Another design choice is whether to include special provisions in the goal content to reward individuals who contribute to the successful realization of the AI, for example by giving them extra resources or influence over the AI’s behavior. We can term any such provisions “incentive wrapping.” Incentive wrapping could be seen as a way to increase the likelihood that the project will be successful, at the cost of compromising to some extent the goal that the project set out to achieve.
For example, if the project’s goal is to create a dynamic that implements humanity’s coherent extrapolated volition, then an incentive wrapping scheme might specify that certain individuals’ volitions should be given extra weight in the extrapolation. If such a project is successful, the result is not necessarily the implementation of humanity’s coherent extrapolated volition. Instead, some approximation to this goal might be achieved.
34
Since incentive wrapping would be a piece of goal content that would be interpreted and pursued by a superintelligence, it could take advantage of indirect normativity to specify subtle and complicated provisions that would be difficult for a human manager to implement. For example, instead of rewarding programmers according to some crude but easily accessible metric, such as how many hours they worked or how many bugs they corrected, the incentive wrapping could specify that
programmers “are to be rewarded in proportion to how much their contributions increased some reasonable
ex ante
probability of the project being successfully completed in the way the sponsors intended.” Further, there would be no reason to limit the incentive wrapping to project staff. It could instead specify that
every
person should be rewarded according to their just deserts. Credit allocation is a difficult problem, but a superintelligence could be expected to do a reasonable job of approximating the criteria specified, explicitly or implicitly, by the incentive wrapping.

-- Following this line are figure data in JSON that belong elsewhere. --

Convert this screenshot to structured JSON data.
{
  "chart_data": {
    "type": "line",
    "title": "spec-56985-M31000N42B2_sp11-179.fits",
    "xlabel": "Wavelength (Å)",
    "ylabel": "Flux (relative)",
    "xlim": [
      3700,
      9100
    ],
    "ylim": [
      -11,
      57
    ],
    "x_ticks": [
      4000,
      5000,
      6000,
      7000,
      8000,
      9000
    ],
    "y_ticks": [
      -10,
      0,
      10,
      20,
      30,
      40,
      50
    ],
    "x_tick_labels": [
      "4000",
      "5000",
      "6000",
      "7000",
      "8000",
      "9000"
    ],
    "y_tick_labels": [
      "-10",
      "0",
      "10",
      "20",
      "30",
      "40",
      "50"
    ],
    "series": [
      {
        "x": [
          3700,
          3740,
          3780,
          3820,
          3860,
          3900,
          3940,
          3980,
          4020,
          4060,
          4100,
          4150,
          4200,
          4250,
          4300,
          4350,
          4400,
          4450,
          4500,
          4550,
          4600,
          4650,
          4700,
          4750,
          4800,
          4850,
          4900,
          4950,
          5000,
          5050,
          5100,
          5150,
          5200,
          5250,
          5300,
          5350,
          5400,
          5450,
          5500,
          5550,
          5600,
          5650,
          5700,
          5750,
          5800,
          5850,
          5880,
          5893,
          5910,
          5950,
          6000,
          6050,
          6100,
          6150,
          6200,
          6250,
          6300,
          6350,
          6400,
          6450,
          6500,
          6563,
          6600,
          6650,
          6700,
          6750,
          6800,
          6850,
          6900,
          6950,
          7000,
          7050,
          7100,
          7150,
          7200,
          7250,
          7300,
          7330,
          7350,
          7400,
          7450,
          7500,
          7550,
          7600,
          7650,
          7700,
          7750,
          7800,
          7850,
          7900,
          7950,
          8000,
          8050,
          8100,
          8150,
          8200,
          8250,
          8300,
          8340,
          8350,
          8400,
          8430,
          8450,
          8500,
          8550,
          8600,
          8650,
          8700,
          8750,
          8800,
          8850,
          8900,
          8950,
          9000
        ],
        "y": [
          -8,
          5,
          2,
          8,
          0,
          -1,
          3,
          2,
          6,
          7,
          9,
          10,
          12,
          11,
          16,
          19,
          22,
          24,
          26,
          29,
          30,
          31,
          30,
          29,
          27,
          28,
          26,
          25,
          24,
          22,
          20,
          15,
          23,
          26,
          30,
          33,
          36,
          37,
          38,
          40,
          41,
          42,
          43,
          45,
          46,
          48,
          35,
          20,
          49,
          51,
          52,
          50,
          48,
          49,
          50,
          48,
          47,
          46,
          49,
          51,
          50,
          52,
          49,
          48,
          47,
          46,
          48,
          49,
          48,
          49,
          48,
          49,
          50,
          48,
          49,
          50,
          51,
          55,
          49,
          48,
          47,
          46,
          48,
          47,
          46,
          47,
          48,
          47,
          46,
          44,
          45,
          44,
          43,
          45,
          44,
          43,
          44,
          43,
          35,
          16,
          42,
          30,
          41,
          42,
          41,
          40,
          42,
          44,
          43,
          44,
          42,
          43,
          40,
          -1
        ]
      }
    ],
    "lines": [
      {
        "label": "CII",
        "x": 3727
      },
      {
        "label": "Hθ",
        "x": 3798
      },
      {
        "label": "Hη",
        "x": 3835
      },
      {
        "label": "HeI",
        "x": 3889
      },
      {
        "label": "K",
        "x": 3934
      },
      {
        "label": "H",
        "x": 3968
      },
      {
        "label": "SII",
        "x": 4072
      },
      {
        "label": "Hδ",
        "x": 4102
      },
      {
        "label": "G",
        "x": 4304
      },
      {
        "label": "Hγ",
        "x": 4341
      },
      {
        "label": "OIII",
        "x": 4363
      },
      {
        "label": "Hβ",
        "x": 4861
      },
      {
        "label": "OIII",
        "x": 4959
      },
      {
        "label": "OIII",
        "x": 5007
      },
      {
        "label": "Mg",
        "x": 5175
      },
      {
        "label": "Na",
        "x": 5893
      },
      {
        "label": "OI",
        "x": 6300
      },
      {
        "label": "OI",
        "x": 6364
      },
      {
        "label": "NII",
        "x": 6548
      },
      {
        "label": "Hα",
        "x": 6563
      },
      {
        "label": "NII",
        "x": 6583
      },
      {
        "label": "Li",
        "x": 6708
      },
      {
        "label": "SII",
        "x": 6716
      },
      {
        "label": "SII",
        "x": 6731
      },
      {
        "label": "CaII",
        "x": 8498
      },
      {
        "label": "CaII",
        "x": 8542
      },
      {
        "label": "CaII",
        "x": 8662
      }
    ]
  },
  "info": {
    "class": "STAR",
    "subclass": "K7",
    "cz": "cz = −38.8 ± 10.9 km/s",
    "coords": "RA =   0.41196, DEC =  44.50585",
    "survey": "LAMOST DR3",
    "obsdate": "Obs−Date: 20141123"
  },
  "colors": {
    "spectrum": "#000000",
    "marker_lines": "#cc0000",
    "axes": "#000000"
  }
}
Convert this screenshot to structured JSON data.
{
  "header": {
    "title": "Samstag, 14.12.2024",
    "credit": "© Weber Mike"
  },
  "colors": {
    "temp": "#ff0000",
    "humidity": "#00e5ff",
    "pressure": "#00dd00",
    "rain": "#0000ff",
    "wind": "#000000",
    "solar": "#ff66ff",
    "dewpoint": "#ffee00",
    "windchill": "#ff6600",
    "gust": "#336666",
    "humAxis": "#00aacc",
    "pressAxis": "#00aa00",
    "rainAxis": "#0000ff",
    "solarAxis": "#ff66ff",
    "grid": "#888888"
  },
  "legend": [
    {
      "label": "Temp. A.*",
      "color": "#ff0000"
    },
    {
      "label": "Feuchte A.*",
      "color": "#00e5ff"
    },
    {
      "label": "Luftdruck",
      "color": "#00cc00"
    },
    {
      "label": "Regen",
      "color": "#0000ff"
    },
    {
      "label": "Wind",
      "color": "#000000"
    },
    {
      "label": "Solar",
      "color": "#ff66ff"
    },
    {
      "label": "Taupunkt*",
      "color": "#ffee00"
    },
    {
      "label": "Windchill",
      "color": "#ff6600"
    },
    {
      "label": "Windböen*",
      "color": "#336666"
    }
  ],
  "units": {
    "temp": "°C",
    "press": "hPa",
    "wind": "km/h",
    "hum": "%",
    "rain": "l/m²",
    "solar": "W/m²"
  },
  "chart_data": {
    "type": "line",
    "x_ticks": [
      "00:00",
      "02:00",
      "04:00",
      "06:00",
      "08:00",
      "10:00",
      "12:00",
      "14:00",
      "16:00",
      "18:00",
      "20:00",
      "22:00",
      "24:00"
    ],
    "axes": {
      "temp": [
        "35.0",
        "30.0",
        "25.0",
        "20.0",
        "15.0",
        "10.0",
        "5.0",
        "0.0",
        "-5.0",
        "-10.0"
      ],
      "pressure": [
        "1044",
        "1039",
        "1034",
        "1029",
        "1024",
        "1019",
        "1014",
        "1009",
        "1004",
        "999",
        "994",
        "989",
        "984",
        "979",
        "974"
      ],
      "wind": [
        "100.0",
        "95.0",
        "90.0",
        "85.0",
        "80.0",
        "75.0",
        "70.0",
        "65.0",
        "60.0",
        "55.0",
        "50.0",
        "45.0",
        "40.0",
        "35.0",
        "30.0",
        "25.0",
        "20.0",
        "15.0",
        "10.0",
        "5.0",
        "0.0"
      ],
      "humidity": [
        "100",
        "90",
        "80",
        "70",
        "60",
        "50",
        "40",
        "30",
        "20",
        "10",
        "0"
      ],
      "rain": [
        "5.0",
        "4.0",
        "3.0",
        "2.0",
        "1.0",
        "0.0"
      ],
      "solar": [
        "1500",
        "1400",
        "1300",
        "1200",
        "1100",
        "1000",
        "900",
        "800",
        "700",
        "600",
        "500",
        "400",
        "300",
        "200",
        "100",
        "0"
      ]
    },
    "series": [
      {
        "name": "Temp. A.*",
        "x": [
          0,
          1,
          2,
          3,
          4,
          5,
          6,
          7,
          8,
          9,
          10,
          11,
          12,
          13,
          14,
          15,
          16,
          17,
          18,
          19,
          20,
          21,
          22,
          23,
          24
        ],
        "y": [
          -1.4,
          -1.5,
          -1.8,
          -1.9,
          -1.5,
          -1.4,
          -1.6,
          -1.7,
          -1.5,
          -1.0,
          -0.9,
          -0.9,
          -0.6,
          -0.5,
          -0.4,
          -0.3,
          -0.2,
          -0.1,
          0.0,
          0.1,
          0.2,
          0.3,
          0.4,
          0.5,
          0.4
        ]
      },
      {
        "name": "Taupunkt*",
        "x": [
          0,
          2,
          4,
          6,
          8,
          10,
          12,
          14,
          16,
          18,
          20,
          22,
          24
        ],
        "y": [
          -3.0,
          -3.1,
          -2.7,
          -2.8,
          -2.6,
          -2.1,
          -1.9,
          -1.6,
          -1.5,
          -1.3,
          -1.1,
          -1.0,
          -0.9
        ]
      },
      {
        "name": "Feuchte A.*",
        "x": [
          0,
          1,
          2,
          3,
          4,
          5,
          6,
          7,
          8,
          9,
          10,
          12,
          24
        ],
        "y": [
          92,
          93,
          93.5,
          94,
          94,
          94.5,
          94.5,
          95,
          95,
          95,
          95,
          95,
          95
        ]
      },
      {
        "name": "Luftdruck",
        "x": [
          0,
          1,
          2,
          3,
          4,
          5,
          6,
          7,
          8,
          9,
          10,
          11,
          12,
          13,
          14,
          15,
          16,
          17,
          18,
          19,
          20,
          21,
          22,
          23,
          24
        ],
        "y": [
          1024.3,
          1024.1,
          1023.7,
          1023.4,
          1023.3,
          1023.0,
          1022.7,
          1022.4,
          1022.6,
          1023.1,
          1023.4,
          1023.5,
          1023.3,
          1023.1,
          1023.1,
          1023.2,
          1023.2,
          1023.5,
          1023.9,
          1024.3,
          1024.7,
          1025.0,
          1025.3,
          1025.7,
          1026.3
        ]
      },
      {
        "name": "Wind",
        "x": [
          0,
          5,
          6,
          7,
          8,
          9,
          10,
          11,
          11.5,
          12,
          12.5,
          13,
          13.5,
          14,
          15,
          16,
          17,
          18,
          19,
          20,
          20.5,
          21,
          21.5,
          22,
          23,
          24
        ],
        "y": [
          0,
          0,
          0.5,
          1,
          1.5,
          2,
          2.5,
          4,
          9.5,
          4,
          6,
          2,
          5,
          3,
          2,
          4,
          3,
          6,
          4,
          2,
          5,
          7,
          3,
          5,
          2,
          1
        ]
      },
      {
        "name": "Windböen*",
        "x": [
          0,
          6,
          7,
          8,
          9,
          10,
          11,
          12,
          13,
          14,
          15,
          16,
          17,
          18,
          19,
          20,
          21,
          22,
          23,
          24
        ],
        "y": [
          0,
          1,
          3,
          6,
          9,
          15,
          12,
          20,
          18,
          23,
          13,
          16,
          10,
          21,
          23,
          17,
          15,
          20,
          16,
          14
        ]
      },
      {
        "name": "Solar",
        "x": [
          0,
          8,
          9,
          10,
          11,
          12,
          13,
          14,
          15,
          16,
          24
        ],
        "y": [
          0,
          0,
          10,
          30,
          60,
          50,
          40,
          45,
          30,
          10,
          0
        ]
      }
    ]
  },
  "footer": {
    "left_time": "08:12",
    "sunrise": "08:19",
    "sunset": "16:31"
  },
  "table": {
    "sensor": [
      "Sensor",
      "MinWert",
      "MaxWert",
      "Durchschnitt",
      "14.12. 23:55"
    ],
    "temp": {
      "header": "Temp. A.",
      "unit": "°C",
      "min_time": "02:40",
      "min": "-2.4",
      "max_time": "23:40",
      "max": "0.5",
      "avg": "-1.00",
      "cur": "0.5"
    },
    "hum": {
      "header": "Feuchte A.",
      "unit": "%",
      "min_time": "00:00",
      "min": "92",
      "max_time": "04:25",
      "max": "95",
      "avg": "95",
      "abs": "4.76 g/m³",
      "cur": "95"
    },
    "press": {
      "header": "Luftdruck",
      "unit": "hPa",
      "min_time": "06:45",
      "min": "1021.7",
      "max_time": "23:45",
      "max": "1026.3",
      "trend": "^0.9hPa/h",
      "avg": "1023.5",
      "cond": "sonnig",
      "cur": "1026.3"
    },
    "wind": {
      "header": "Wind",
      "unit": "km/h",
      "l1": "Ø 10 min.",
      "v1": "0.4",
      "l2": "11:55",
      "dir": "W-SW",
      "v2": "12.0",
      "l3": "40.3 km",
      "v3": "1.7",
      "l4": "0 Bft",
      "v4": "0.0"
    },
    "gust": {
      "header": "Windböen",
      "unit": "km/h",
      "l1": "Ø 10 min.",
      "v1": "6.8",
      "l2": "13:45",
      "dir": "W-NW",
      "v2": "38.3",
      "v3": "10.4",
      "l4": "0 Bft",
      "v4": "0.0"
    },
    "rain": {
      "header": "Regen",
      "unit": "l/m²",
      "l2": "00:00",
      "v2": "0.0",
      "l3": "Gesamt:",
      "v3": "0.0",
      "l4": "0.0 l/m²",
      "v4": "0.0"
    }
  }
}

It is conceivable that the superintelligence might even find some way of rewarding individuals who have died prior to the superintelligence’s creation.
35
The incentive wrapping could then be extended to embrace at least some of the deceased, potentially including individuals who died before the project was conceived, or even antedating the first enunciation of the concept of incentive wrapping. Although the institution of such a retroactive policy would not causally incentivize those people who are already resting in their graves as these words are being put to the page, it might be favored for moral reasons—though it could be argued that insofar as fairness is a goal, it should be included as part of the target specification proper rather than in the surrounding incentive wrapping.